While Otter’s natural language processing wasn’t perfect by any means–punctuation is missing, words are misunderstood, speakers are sometimes misidentified–it’s remarkably close, especially considering its speed and the fact that the app is free.
“Our technology is quite different,” said Liang, in his interview with ZDNet. “We call it ‘Ambient Voice Intelligence’ and we use the word ambient to indicate that this is working in the background… Your brain can only remember 10-20% of the information [from a meeting]… So we thought we can help people capture that information and then search for it really fast.”
The search is the best feature. Once the recording is finished, the app’s machine learning automatically creates about 10 keywords so that you know what the meeting was about. And you can start searching the full text right away. Also useful is that once you hone in on a keyword, you can hit the play button to listen to the section of the audio where it occurred.
The next best feature of the app is that you can share recorded meetings. So, if you have a meeting and a colleague can’t attend, you can send them the transcript and audio afterward, so that they can find the stuff that’s relevant to them.
All of the those advanced features are easiest if you connect your Google account to the app and import your contacts–so it works especially smoothly if your organization uses Google Apps. The Google integration isn’t surprising since Liang is a former Google engineer.
McAteer has been working in mobile and data analytics for over 20 years. The rest of the team is made up of former Google, Facebook, Yahoo, and Nuance employees, as well as Ph.Ds and computer scientists from MIT, Stanford, and other top tech programs.
The team has been working on the technology behind Otter since January 2016. They have an API that they have licensed to other partners during the past year–primarily to offer transcription of audio files after they’ve finished recording. AISense used all of that partner data to tune and train their algorithms.
In January, they announced a licensing partnership with Zoom, the fast-growing video conferencing service, which now offers an option to transcribe video meetings after they’ve been recorded–powered by AISense.
With the launch of its own free app featuring real-time transcription, the company is moving to the next stage. It eventually plans to launch a premium version of its app, which will build on the functionality of the free version. For example, the free version will allow you to search meetings for the past 90 days. The premium version will extend that.
“The ability to remember, search, and share your voice conversations is the next frontier in collaboration,” said Liang. “Otter empowers the user to use AI for everyday conversations, so they can focus on what is being said and forget about taking notes.”

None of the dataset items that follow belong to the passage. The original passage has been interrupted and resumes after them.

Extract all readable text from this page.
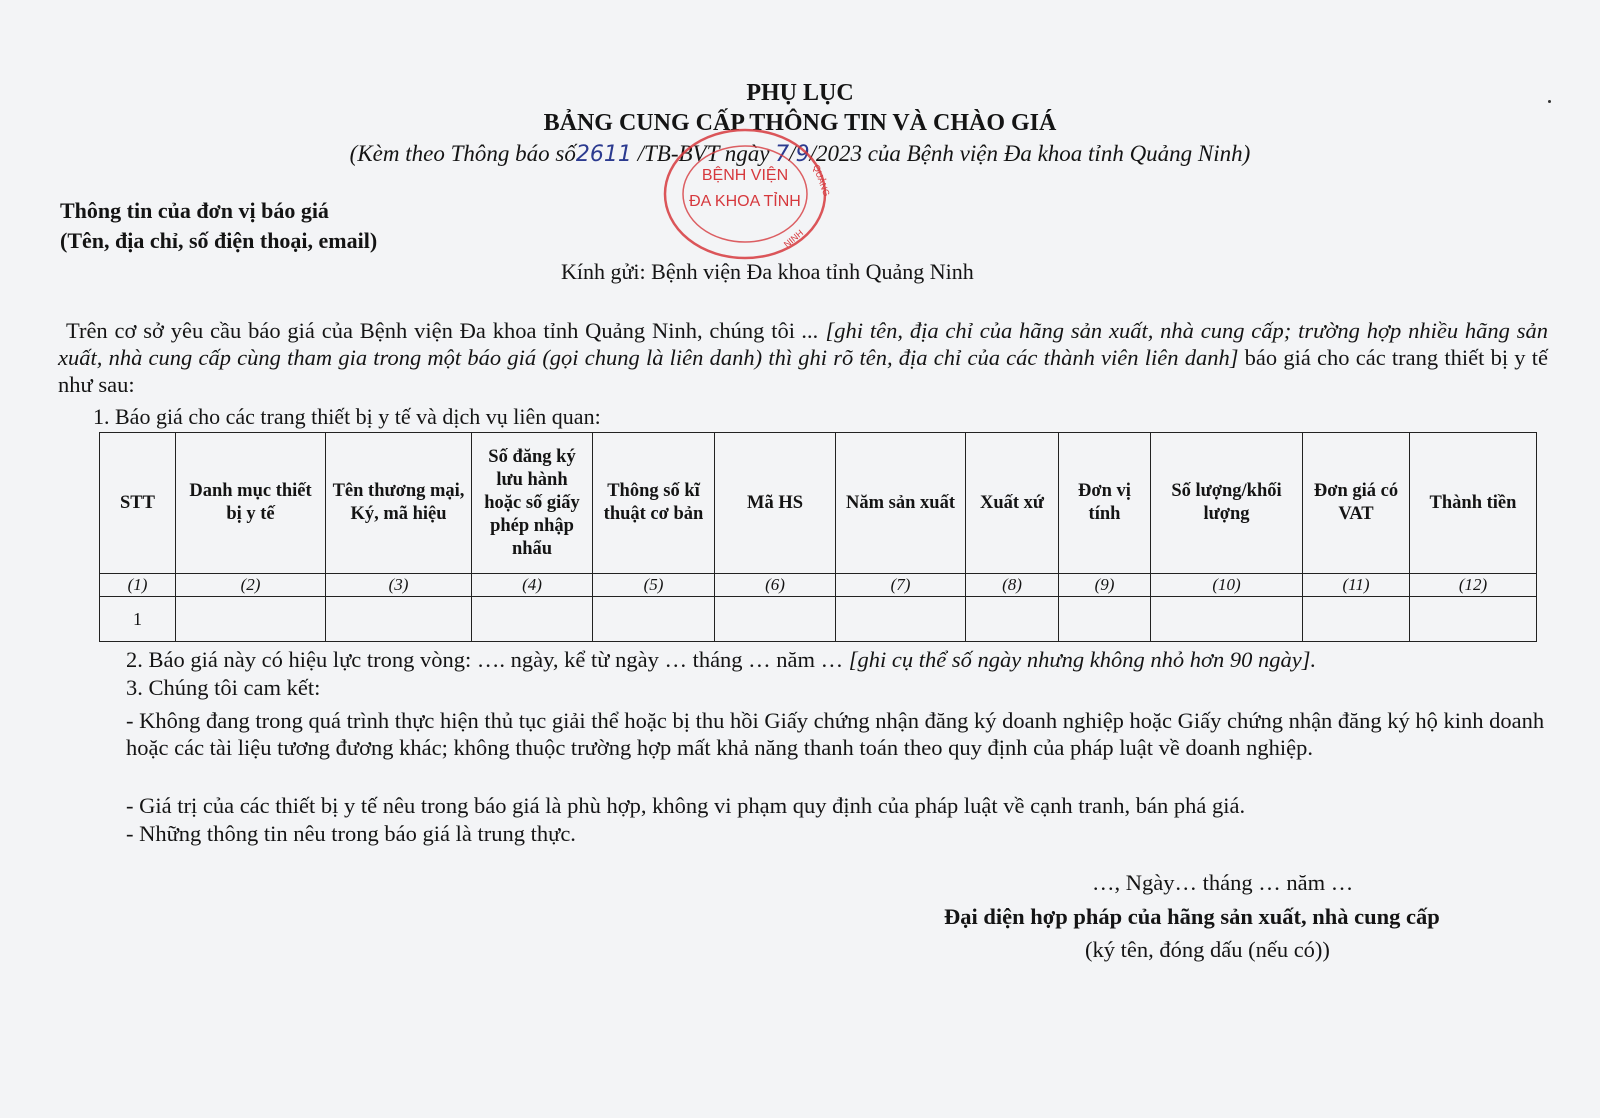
PHỤ LỤC
BẢNG CUNG CẤP THÔNG TIN VÀ CHÀO GIÁ
(Kèm theo Thông báo số2611 /TB-BVT ngày 7/9/2023 của Bệnh viện Đa khoa tỉnh Quảng Ninh)
BỆNH VIỆN
ĐA KHOA TỈNH
QUẢNG
NINH
Thông tin của đơn vị báo giá
(Tên, địa chỉ, số điện thoại, email)
Kính gửi: Bệnh viện Đa khoa tỉnh Quảng Ninh
Trên cơ sở yêu cầu báo giá của Bệnh viện Đa khoa tỉnh Quảng Ninh, chúng tôi ... [ghi tên, địa chỉ của hãng sản xuất, nhà cung cấp; trường hợp nhiều hãng sản xuất, nhà cung cấp cùng tham gia trong một báo giá (gọi chung là liên danh) thì ghi rõ tên, địa chỉ của các thành viên liên danh] báo giá cho các trang thiết bị y tế như sau:
1. Báo giá cho các trang thiết bị y tế và dịch vụ liên quan:
STT	Danh mục thiết bị y tế	Tên thương mại, Ký, mã hiệu	Số đăng ký lưu hành hoặc số giấy phép nhập nhẩu	Thông số kĩ thuật cơ bản	Mã HS	Năm sản xuất	Xuất xứ	Đơn vị tính	Số lượng/khối lượng	Đơn giá có VAT	Thành tiền
(1)	(2)	(3)	(4)	(5)	(6)	(7)	(8)	(9)	(10)	(11)	(12)
1											
2. Báo giá này có hiệu lực trong vòng: …. ngày, kể từ ngày … tháng … năm … [ghi cụ thể số ngày nhưng không nhỏ hơn 90 ngày].
3. Chúng tôi cam kết:
- Không đang trong quá trình thực hiện thủ tục giải thể hoặc bị thu hồi Giấy chứng nhận đăng ký doanh nghiệp hoặc Giấy chứng nhận đăng ký hộ kinh doanh hoặc các tài liệu tương đương khác; không thuộc trường hợp mất khả năng thanh toán theo quy định của pháp luật về doanh nghiệp.
- Giá trị của các thiết bị y tế nêu trong báo giá là phù hợp, không vi phạm quy định của pháp luật về cạnh tranh, bán phá giá.
- Những thông tin nêu trong báo giá là trung thực.
…, Ngày… tháng … năm …
Đại diện hợp pháp của hãng sản xuất, nhà cung cấp
(ký tên, đóng dấu (nếu có))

You can find the app at Otter.ai, the Apple App Store, and the Google Play Store. The iOS version is a little more polished at this point, but both are worth a try–and it’s worth watching how this app develops and improves over time.
IBM Watson offers real-time text-to-speech services, but it uses a supercomputer to power it. So it’s impressive what AISense pulled off with an app and a smartphone, and it was arguably one of the most important breakthroughs announced at Mobile World Congress 2018–despite flying under the radar.